Before Charla graduated FSU, she had already amassed a collection of friends and acquaintances from all over the world. It was common for me to hear about a friend she’d made in Syria, a year or two before the true violence began there. She has friends from many other countries, one she’s known since she was in high school. Together, she and I reached out over the internet to help teach people in other countries to speak English. She practiced her French at the same time she helped others, and the two of us, along with Rayna, (my now-nine year old) befriended Jesus Melendez Manzano, a young man in Venezuela who needed to better his English in order to immigrate to Canada and be with his wife. He accomplished that and he is living there now, free and soaking up democracy. He is on my facebook, where he has been for more than two years.

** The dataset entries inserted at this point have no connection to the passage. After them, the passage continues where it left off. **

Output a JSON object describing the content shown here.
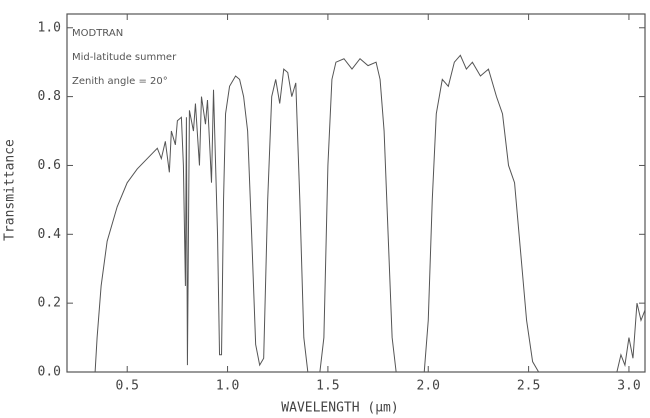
{
  "chart_data": {
    "type": "line",
    "x_label": "WAVELENGTH (μm)",
    "y_label": "Transmittance",
    "annotations": [
      "MODTRAN",
      "Mid-latitude summer",
      "Zenith angle = 20°"
    ],
    "x": [
      0.34,
      0.35,
      0.37,
      0.4,
      0.45,
      0.5,
      0.55,
      0.6,
      0.65,
      0.67,
      0.69,
      0.71,
      0.72,
      0.74,
      0.75,
      0.77,
      0.78,
      0.79,
      0.795,
      0.8,
      0.81,
      0.83,
      0.84,
      0.86,
      0.87,
      0.89,
      0.9,
      0.92,
      0.93,
      0.95,
      0.96,
      0.97,
      0.98,
      0.99,
      1.01,
      1.04,
      1.06,
      1.08,
      1.1,
      1.12,
      1.14,
      1.16,
      1.18,
      1.2,
      1.22,
      1.24,
      1.26,
      1.28,
      1.3,
      1.32,
      1.34,
      1.36,
      1.38,
      1.4,
      1.46,
      1.48,
      1.5,
      1.52,
      1.54,
      1.58,
      1.62,
      1.66,
      1.7,
      1.74,
      1.76,
      1.78,
      1.8,
      1.82,
      1.84,
      1.98,
      2.0,
      2.02,
      2.04,
      2.07,
      2.1,
      2.13,
      2.16,
      2.19,
      2.22,
      2.26,
      2.3,
      2.34,
      2.37,
      2.4,
      2.43,
      2.46,
      2.49,
      2.52,
      2.55,
      2.94,
      2.96,
      2.98,
      3.0,
      3.02,
      3.04,
      3.06,
      3.08
    ],
    "series": [
      {
        "color": "#555555",
        "values": [
          0,
          0.1,
          0.25,
          0.38,
          0.48,
          0.55,
          0.59,
          0.62,
          0.65,
          0.62,
          0.67,
          0.58,
          0.7,
          0.66,
          0.73,
          0.74,
          0.6,
          0.25,
          0.74,
          0.02,
          0.76,
          0.7,
          0.78,
          0.6,
          0.8,
          0.72,
          0.79,
          0.55,
          0.82,
          0.4,
          0.05,
          0.05,
          0.5,
          0.75,
          0.83,
          0.86,
          0.85,
          0.8,
          0.7,
          0.4,
          0.08,
          0.02,
          0.04,
          0.5,
          0.8,
          0.85,
          0.78,
          0.88,
          0.87,
          0.8,
          0.84,
          0.5,
          0.1,
          0,
          0,
          0.1,
          0.6,
          0.85,
          0.9,
          0.91,
          0.88,
          0.91,
          0.89,
          0.9,
          0.85,
          0.7,
          0.4,
          0.1,
          0,
          0,
          0.15,
          0.5,
          0.75,
          0.85,
          0.83,
          0.9,
          0.92,
          0.88,
          0.9,
          0.86,
          0.88,
          0.8,
          0.75,
          0.6,
          0.55,
          0.35,
          0.15,
          0.03,
          0,
          0,
          0.05,
          0.02,
          0.1,
          0.04,
          0.2,
          0.15,
          0.18
        ]
      }
    ],
    "xlim": [
      0.2,
      3.08
    ],
    "ylim": [
      0,
      1.04
    ],
    "xticks": [
      0.5,
      {
        "value": 1.0,
        "label": "1.0"
      },
      1.5,
      {
        "value": 2.0,
        "label": "2.0"
      },
      2.5,
      {
        "value": 3.0,
        "label": "3.0"
      }
    ],
    "yticks": [
      {
        "value": 0,
        "label": "0.0"
      },
      0.2,
      0.4,
      0.6,
      0.8,
      {
        "value": 1.0,
        "label": "1.0"
      }
    ]
  }
}
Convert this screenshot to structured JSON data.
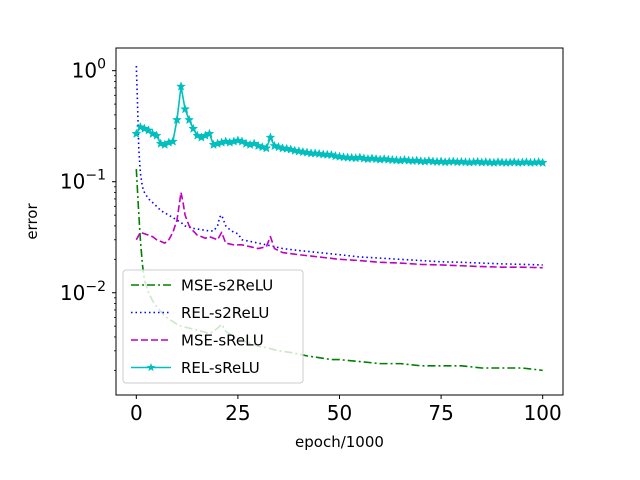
{
  "chart_data": {
    "type": "line",
    "title": "",
    "xlabel": "epoch/1000",
    "ylabel": "error",
    "xlim": [
      -5,
      105
    ],
    "ylim": [
      0.0012,
      1.6
    ],
    "yscale": "log",
    "xticks": [
      0,
      25,
      50,
      75,
      100
    ],
    "xtick_labels": [
      "0",
      "25",
      "50",
      "75",
      "100"
    ],
    "yticks": [
      1,
      0.1,
      0.01
    ],
    "ytick_labels": [
      {
        "base": "10",
        "exp": "0"
      },
      {
        "base": "10",
        "exp": "−1"
      },
      {
        "base": "10",
        "exp": "−2"
      }
    ],
    "grid": false,
    "legend_position": "lower-left",
    "series": [
      {
        "name": "MSE-s2ReLU",
        "color": "#008000",
        "style": "dashdot",
        "marker": "none",
        "x": [
          0,
          0.5,
          1,
          1.5,
          2,
          3,
          4,
          5,
          6,
          7,
          8,
          9,
          10,
          11,
          12,
          13,
          14,
          15,
          16,
          17,
          18,
          19,
          20,
          21,
          22,
          24,
          26,
          28,
          30,
          32,
          35,
          38,
          40,
          42,
          45,
          48,
          50,
          55,
          60,
          65,
          70,
          75,
          80,
          85,
          90,
          95,
          100
        ],
        "y": [
          0.13,
          0.06,
          0.03,
          0.018,
          0.013,
          0.01,
          0.0085,
          0.0075,
          0.0068,
          0.0062,
          0.0058,
          0.0055,
          0.0052,
          0.005,
          0.0049,
          0.0048,
          0.0047,
          0.0046,
          0.0045,
          0.0044,
          0.0043,
          0.0045,
          0.0048,
          0.0052,
          0.0045,
          0.004,
          0.0037,
          0.0035,
          0.0033,
          0.0032,
          0.003,
          0.0029,
          0.0028,
          0.0027,
          0.0026,
          0.0025,
          0.0025,
          0.0024,
          0.0023,
          0.0023,
          0.0022,
          0.0022,
          0.0022,
          0.0021,
          0.0021,
          0.0021,
          0.002
        ]
      },
      {
        "name": "REL-s2ReLU",
        "color": "#0000ff",
        "style": "dotted",
        "marker": "none",
        "x": [
          0,
          0.3,
          0.6,
          1,
          1.5,
          2,
          3,
          4,
          5,
          6,
          8,
          10,
          11,
          12,
          14,
          16,
          18,
          19,
          20,
          20.5,
          21,
          22,
          23,
          24,
          25,
          26,
          28,
          30,
          32,
          34,
          36,
          40,
          45,
          50,
          55,
          60,
          65,
          70,
          75,
          80,
          85,
          90,
          95,
          100
        ],
        "y": [
          1.1,
          0.5,
          0.2,
          0.12,
          0.09,
          0.08,
          0.07,
          0.065,
          0.06,
          0.055,
          0.05,
          0.045,
          0.043,
          0.04,
          0.038,
          0.037,
          0.036,
          0.036,
          0.04,
          0.048,
          0.05,
          0.04,
          0.037,
          0.035,
          0.034,
          0.03,
          0.029,
          0.028,
          0.027,
          0.026,
          0.025,
          0.024,
          0.023,
          0.022,
          0.021,
          0.0205,
          0.02,
          0.0195,
          0.019,
          0.0188,
          0.0185,
          0.0182,
          0.018,
          0.0178
        ]
      },
      {
        "name": "MSE-sReLU",
        "color": "#bf00bf",
        "style": "dashed",
        "marker": "none",
        "x": [
          0,
          1,
          2,
          3,
          4,
          5,
          6,
          7,
          8,
          9,
          10,
          10.5,
          11,
          11.5,
          12,
          13,
          14,
          15,
          16,
          17,
          18,
          19,
          20,
          21,
          22,
          24,
          26,
          28,
          30,
          32,
          33,
          34,
          36,
          40,
          45,
          50,
          55,
          60,
          65,
          70,
          75,
          80,
          85,
          90,
          95,
          100
        ],
        "y": [
          0.03,
          0.035,
          0.034,
          0.033,
          0.032,
          0.03,
          0.029,
          0.028,
          0.03,
          0.035,
          0.045,
          0.06,
          0.08,
          0.065,
          0.05,
          0.04,
          0.036,
          0.033,
          0.032,
          0.031,
          0.032,
          0.031,
          0.03,
          0.035,
          0.028,
          0.027,
          0.027,
          0.026,
          0.025,
          0.026,
          0.032,
          0.025,
          0.023,
          0.022,
          0.021,
          0.02,
          0.0195,
          0.0188,
          0.0185,
          0.018,
          0.0178,
          0.0175,
          0.0172,
          0.017,
          0.017,
          0.0168
        ]
      },
      {
        "name": "REL-sReLU",
        "color": "#00bfbf",
        "style": "solid",
        "marker": "star",
        "x": [
          0,
          1,
          2,
          3,
          4,
          5,
          6,
          7,
          8,
          9,
          10,
          11,
          12,
          13,
          14,
          15,
          16,
          17,
          18,
          19,
          20,
          21,
          22,
          23,
          24,
          25,
          26,
          27,
          28,
          29,
          30,
          31,
          32,
          33,
          34,
          35,
          36,
          37,
          38,
          39,
          40,
          41,
          42,
          43,
          44,
          45,
          46,
          47,
          48,
          49,
          50,
          51,
          52,
          53,
          54,
          55,
          56,
          57,
          58,
          59,
          60,
          61,
          62,
          63,
          64,
          65,
          66,
          67,
          68,
          69,
          70,
          71,
          72,
          73,
          74,
          75,
          76,
          77,
          78,
          79,
          80,
          81,
          82,
          83,
          84,
          85,
          86,
          87,
          88,
          89,
          90,
          91,
          92,
          93,
          94,
          95,
          96,
          97,
          98,
          99,
          100
        ],
        "y": [
          0.27,
          0.31,
          0.3,
          0.29,
          0.27,
          0.26,
          0.22,
          0.215,
          0.225,
          0.23,
          0.36,
          0.72,
          0.45,
          0.36,
          0.3,
          0.26,
          0.25,
          0.26,
          0.27,
          0.215,
          0.22,
          0.225,
          0.23,
          0.225,
          0.23,
          0.235,
          0.23,
          0.22,
          0.215,
          0.22,
          0.21,
          0.205,
          0.2,
          0.25,
          0.21,
          0.205,
          0.2,
          0.198,
          0.195,
          0.19,
          0.188,
          0.185,
          0.183,
          0.18,
          0.18,
          0.178,
          0.176,
          0.175,
          0.174,
          0.17,
          0.168,
          0.166,
          0.165,
          0.164,
          0.163,
          0.165,
          0.162,
          0.16,
          0.162,
          0.16,
          0.158,
          0.16,
          0.158,
          0.157,
          0.156,
          0.155,
          0.157,
          0.155,
          0.154,
          0.155,
          0.153,
          0.152,
          0.154,
          0.152,
          0.151,
          0.152,
          0.15,
          0.151,
          0.152,
          0.15,
          0.151,
          0.15,
          0.149,
          0.15,
          0.151,
          0.149,
          0.15,
          0.149,
          0.148,
          0.15,
          0.149,
          0.148,
          0.149,
          0.15,
          0.148,
          0.149,
          0.15,
          0.148,
          0.149,
          0.15,
          0.148
        ]
      }
    ]
  }
}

I learned about the struggles of his country from him firsthand in an open dialogue on Skype and in emails.

When Charla was attending FSU, she had the opportunity to study and live abroad, for four months, in London. While she was there, she traveled to 8 other countries. She stood in the gas chambers at Auschwitz where thousands of Jews were killed. Let me say that again…at 19 years old, she stood inside a concentration camp in Poland. Over one million people died in Auschwitz in a four-year period, according to historians. I learned about the Holocaust in a classroom in 7th grade. She flew there and allowed herself to be touched by a million lost souls.

When the internet first came out, we all struggled to get online through AOL and dial-up connections. Chat rooms and email struggles were prominent. We had no idea the impact the internet was going to have on our lives in every possible way. I never imagined a dictator could be taken down through a social media network.

Charla is so passionate about knowing the world and experiencing it firsthand, she moved to Africa and will be gone until next year. I can’t help but be touched by a young woman with so much conviction and strength. She brings the world to my life, up close and personal. She has shown me through her actions and choices how small our world is.

I second-guessed myself several times last night after posting the video. For most people, Facebook is a place to share happy photos of their children playing and growing and having birthday parties. It is those things for me too. But it is fast becoming my own medium to talk about the things that touch my life daily: the pain and the struggles and the laughter.

I predict the people slaughtered in Syria, even these precious children, did not die in vain. Thanks to video and youtube and even Facebook, the attacks on innocent people in Syria is coming to life for everyone. Look at that video and be outraged. Write to someone in charge and make sure they hear you. I know politics and policy and United Nations determinations have already postponed help going to Syria.

I don’t want to see us in another war, personally.

I also didn’t want to see that video.